Many low-growing herbs can be effective in the ornamental garden as ground cover. Creeping thyme, for example, makes a flat green mat of foliage, and in summer offers its small mauve blooms for extra show. In a border it hugs the ground at the feet of taller plants, suppressing weeds and providing its own colour. Deadhead thyme after flowering, using shears or clippers. Remove any weed seedlings that grow through the ground cover and water it in dry spells. Since it supports light trampling underfoot, thyme can be used for a short path. More formally, it makes a witty and attractive feature if planted in a circle at the base of a sundial.
Creeping chamomile is also useful as a fragrant ground cover, to create an aromatic lawn or as a pathway plant. Remove all perennial weeds and any stones from the soil before planting. For 1 square metre (1 square yard), you will need 40 individual chamomile plants. Water the plants in well, and avoid walking on the path or lawn until they are well established and have meshed together.

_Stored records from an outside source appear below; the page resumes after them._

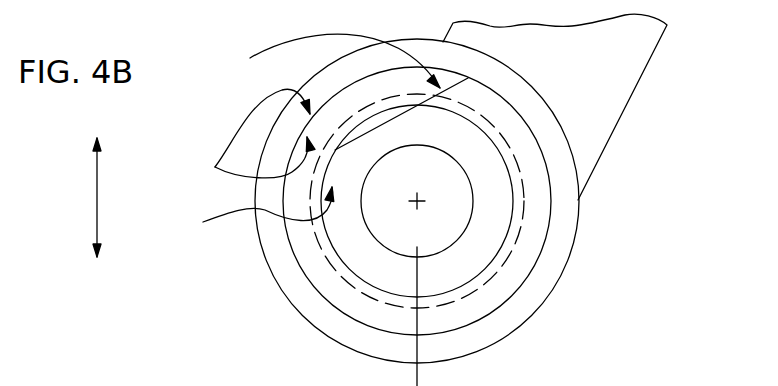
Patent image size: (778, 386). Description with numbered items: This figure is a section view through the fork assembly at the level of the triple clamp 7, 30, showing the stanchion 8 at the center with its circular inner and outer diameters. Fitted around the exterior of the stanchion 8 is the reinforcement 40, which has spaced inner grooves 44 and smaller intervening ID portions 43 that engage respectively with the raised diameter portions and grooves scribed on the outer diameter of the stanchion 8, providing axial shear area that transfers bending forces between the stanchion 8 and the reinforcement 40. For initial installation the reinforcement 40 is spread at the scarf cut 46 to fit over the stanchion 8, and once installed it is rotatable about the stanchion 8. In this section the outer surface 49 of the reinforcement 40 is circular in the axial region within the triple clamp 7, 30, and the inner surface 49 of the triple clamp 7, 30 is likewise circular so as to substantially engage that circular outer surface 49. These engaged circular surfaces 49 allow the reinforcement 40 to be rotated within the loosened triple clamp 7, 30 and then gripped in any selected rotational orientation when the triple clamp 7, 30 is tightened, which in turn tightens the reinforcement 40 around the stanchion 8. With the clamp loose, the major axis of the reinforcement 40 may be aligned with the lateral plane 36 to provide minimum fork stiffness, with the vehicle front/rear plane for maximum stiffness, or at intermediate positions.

The triple clamp 7 is at (563, 167).
The stanchion 8 is at (462, 252).
The triple clamp 30 is at (321, 312).
The lateral plane 36 is at (97, 212).
The reinforcement 40 is at (532, 232).
The intervening ID portions 43 is at (257, 212).
The inner grooves 44 is at (455, 104).
The scarf cut 46 is at (329, 61).
The outer surface 49 is at (215, 167).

Either thyme or chamomile makes a fragrant cover for a turf, seat or bench. Site the seat against an existing wall and make a back for it with trellis or wood. You can build up the seat in front of it as you would a raised bed, using smaller raised beds to form the ‘arms’ of the seat. Plant the creeping herbs in the soil within the various raised areas and, if you are using trellis for the back, plant a climber such as jasmine into the bed, for fragrance in the air and at your back.
Prostrate rosemary, although slower growing than thyrne and chamomile, and tender in cold areas, is effective both as a ground cover and trailing over the edges of beds. Plant it in full sun. Corsican mint, Mentha requienii, won’t support feet but does make a good cover at a pond edge or in moist shade. Creeping mint, M. pulegium, is attractive in a shady, slightly damp area of the garden. Herbs such as salad burnet, Akhemilla mollis and sweet Cicely, though not ground-hugging, are good ground-cover plants in a large garden. As they self-seed abundantly, their spread can be prodigious.